Jurema, A Porca
Tuntum, município de nome onomatopeico no coração do Brasil, tinha somente uma rua asfaltada, ladeada por umas tantas casinhas que desciam a colina até chegar ao riacho. Uma cidade tão carente de eventos que merecem ser lembrados, que acabava por cultuar a memória de Jurema, aquela que havia sido sua única grande personalidade. Não, não havia e nem haveria alguém como a grandessíssima Jurema.
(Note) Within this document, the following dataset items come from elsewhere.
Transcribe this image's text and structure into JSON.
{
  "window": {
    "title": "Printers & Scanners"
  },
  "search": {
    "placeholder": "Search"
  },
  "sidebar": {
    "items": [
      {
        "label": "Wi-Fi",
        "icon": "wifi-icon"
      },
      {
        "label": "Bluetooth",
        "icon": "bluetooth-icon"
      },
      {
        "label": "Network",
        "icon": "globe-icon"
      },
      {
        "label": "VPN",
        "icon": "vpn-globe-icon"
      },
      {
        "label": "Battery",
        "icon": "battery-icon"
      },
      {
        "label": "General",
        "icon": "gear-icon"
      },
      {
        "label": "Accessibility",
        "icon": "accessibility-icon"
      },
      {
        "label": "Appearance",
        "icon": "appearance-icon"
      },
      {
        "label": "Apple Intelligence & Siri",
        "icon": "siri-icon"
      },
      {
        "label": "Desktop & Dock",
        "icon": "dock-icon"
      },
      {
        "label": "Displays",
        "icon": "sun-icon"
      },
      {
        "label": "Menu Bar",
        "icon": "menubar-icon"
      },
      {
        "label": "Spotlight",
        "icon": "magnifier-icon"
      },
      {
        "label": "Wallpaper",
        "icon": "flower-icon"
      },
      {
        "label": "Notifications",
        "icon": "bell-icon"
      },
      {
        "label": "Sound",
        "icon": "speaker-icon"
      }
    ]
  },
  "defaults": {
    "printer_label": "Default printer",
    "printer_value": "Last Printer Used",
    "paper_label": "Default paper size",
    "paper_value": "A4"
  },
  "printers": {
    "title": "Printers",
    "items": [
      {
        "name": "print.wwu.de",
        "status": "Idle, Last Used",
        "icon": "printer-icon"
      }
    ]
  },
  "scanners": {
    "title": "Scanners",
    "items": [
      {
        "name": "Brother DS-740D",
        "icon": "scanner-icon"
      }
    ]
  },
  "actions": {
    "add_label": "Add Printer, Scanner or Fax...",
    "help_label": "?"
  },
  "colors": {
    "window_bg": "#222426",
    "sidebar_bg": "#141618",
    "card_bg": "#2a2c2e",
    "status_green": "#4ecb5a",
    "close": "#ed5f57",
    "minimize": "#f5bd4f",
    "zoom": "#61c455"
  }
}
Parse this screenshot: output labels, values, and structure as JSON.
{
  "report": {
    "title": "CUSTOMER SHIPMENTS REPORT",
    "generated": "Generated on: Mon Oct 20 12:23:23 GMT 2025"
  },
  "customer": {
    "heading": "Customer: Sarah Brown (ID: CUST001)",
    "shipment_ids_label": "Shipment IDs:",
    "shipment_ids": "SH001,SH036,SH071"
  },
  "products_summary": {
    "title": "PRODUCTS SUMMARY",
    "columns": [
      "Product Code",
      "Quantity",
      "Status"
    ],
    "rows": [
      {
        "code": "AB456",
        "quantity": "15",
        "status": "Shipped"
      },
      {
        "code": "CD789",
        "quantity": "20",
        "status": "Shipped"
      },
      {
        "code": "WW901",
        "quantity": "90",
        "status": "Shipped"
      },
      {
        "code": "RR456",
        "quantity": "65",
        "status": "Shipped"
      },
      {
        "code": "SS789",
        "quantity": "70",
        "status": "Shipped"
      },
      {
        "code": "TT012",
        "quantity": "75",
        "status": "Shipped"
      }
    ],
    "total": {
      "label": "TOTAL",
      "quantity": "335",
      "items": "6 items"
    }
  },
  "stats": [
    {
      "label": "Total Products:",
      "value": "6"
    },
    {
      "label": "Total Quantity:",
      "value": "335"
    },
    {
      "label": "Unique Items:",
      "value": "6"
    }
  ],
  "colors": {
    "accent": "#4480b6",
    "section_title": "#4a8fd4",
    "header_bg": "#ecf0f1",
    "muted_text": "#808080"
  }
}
Lembrar-se de Jurema era como atestar que a cidade sim existia, sim estava viva, pois quando não se tem o que recordar, morre-se.
Jurema era uma porca, porca mesmo, Jurema era bicho, pelo menos assim havia nascido, mas o tempo mostrou que Jurema tinha coração de gente humana. E coração bom. Jurema nasceu e criou-se em sítio Monte Alegre, onde viviam os Monteiro, gente simples e honrada. José Monteiro, o patriarca, era casado com Maria Aparecida, e os dois juntos tiveram um total de treze filhos. Quatro morreram antes dos cinco anos de idade. Jurema veio para encher aquele lar de amor, “uma benção” dizia Maria Aparecida, erguendo os braços sempre que o nome de Jurema fosse pronunciado, em claro gesto de agradecimento a Deus. José Monteiro também tinha em mais alta estima a Porca, “nunca vi mais trabalhadeira”, eram suas lacônicas palavras para falar de Jurema. Não é preciso dizer, mas digo: os cinco irmãozinhos e as quatro irmãzinhas amavam à Jurema com todo o coração.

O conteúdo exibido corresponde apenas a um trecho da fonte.